One of Europe’s last witch-hunts had taken place on Forway. This woman looked like the reincarnation of the wretched creature, who had died at last when she fled into the sea and was prevented by thrown stones from struggling back to land. But now the voice was purest Knightsbridge.
“Four pounds of the sirloin, Mrs. Windows, please,” she ordered. “Well hung if you please. The last joint was not quite to my liking.”
“Very good, Mrs. Anholt.”
“And please be so good as to send up some marrow bones for the dogs too.” They watched her as she went serenely across to the shop where Fred Yetts was selling newspapers, paraffin, wellington boots, and all the stock of an old-fashioned general store.
“Real lady-of-the-manor stuff,” Mrs. Windows said thoughtfully. “Godfrey Lisle always pays her accounts, you know, Mrs. Barnes. He’s her lawyer, of course. I can just remember her old grandfather—and her, too, in the old days. But it shouldn’t be allowed, all the same.”
“Nonie Anholt grew up on Forway, in The Castle,” Freya told Tamara. “She came back here to live a little while ago.”
“It isn’t right, that’s what I say,” Mrs. Windows said. “Did you see the bruises today, Mrs. Barnes? The man she has up at The Castle does that. Beats her up. I’ve spoken to Mr. Lisle about it. And I’ve done more too. I’ve written to her son. In Camberley. I got the address from a postcard she sent. I told him to come and take care of his poor old mother. You wouldn’t believe what it’s like up at The Castle, Mrs. Barnes, you wouldn’t really. I had to deliver myself las
t week, John was away in Cork having his teeth seen to, and the mess up there! Ridden with vermin. It shouldn’t be allowed.”
“Who is to stop her?” Freya Barnes asked. “She prefers it to somewhere sanitized on the mainland.”
“Have you seen her cousin? That man staying at The Castle? Irish—I heard his voice. You can see he doesn’t treat her right, can’t you? How she looks …!”
“I remember Nonie Anholt years ago,” Freya said. “Before the war, even. You’ve never seen such a pretty, polished creature. So frivolous and superficial. Never thought about anything but men and clothes. Once at a party in Oxford, she had a hat with a feather curling all down the side of her face. I can see her now, blowing it out of her mouth … even Pedro thought she was charming, and he didn’t often like stupid women. I’d forgotten she had a son. Did you say you’d written to him?”

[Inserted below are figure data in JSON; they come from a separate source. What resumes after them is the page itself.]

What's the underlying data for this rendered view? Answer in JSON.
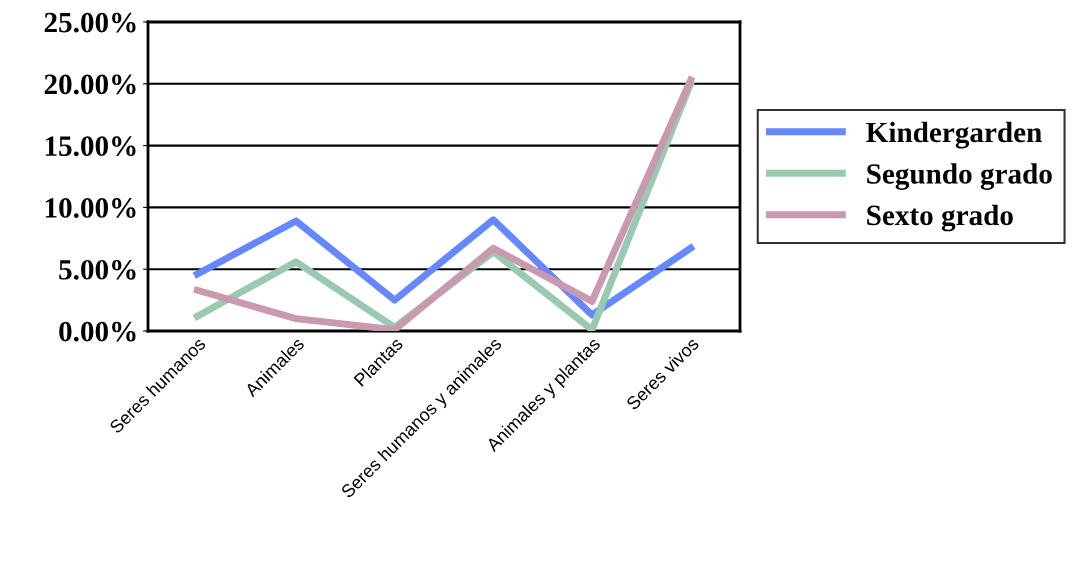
{
  "chart_data": {
    "type": "line",
    "categories": [
      "Seres humanos",
      "Animales",
      "Plantas",
      "Seres humanos y animales",
      "Animales y plantas",
      "Seres vivos"
    ],
    "series": [
      {
        "name": "Kindergarden",
        "color": "#6688ff",
        "values": [
          4.6,
          8.9,
          2.5,
          9.0,
          1.3,
          6.7
        ]
      },
      {
        "name": "Segundo grado",
        "color": "#99cab0",
        "values": [
          1.2,
          5.6,
          0.3,
          6.4,
          0.1,
          20.0
        ]
      },
      {
        "name": "Sexto grado",
        "color": "#c999b0",
        "values": [
          3.3,
          1.0,
          0.1,
          6.7,
          2.4,
          20.3
        ]
      }
    ],
    "ylim": [
      0,
      25
    ],
    "yticks": [
      {
        "value": 0,
        "label": "0.00%"
      },
      {
        "value": 5,
        "label": "5.00%"
      },
      {
        "value": 10,
        "label": "10.00%"
      },
      {
        "value": 15,
        "label": "15.00%"
      },
      {
        "value": 20,
        "label": "20.00%"
      },
      {
        "value": 25,
        "label": "25.00%"
      }
    ],
    "grid": "y",
    "legend": "right",
    "marker": "none",
    "line_style": "solid"
  }
}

“I did that,” Mrs. Windows replied virtuously. “I told him straight. It’s your duty, I said, your duty to come and see after your old mother. That Irishman …”
Outside the shop, pursued by self-righteous chatter, Freya and Tamara watched Nonie Anholt staggering ahead of them.
“Tamara, promise you won’t ever do anything for my good,” Freya said suddenly. “If I become like poor Nonie there, for instance—you must always remember it’s my own life.”
“People like that Mrs. Windows are very powerful, aren’t they?” Tamara said. “Buoyed up by the certainty of their own rectitude.”
“That’s always been the trouble with Forway, or so people say. The women govern. Their much-discussed opinions are voiced by their men as new-minted decisions.”
“A gynocracy.”
“Which is becoming a gerontocracy. We are all too old. Isola Geriatrica …”
The van was ready, and Freya drove with fine insouciance along the track and hillside to her home. She left the van apparently at random out on the hill.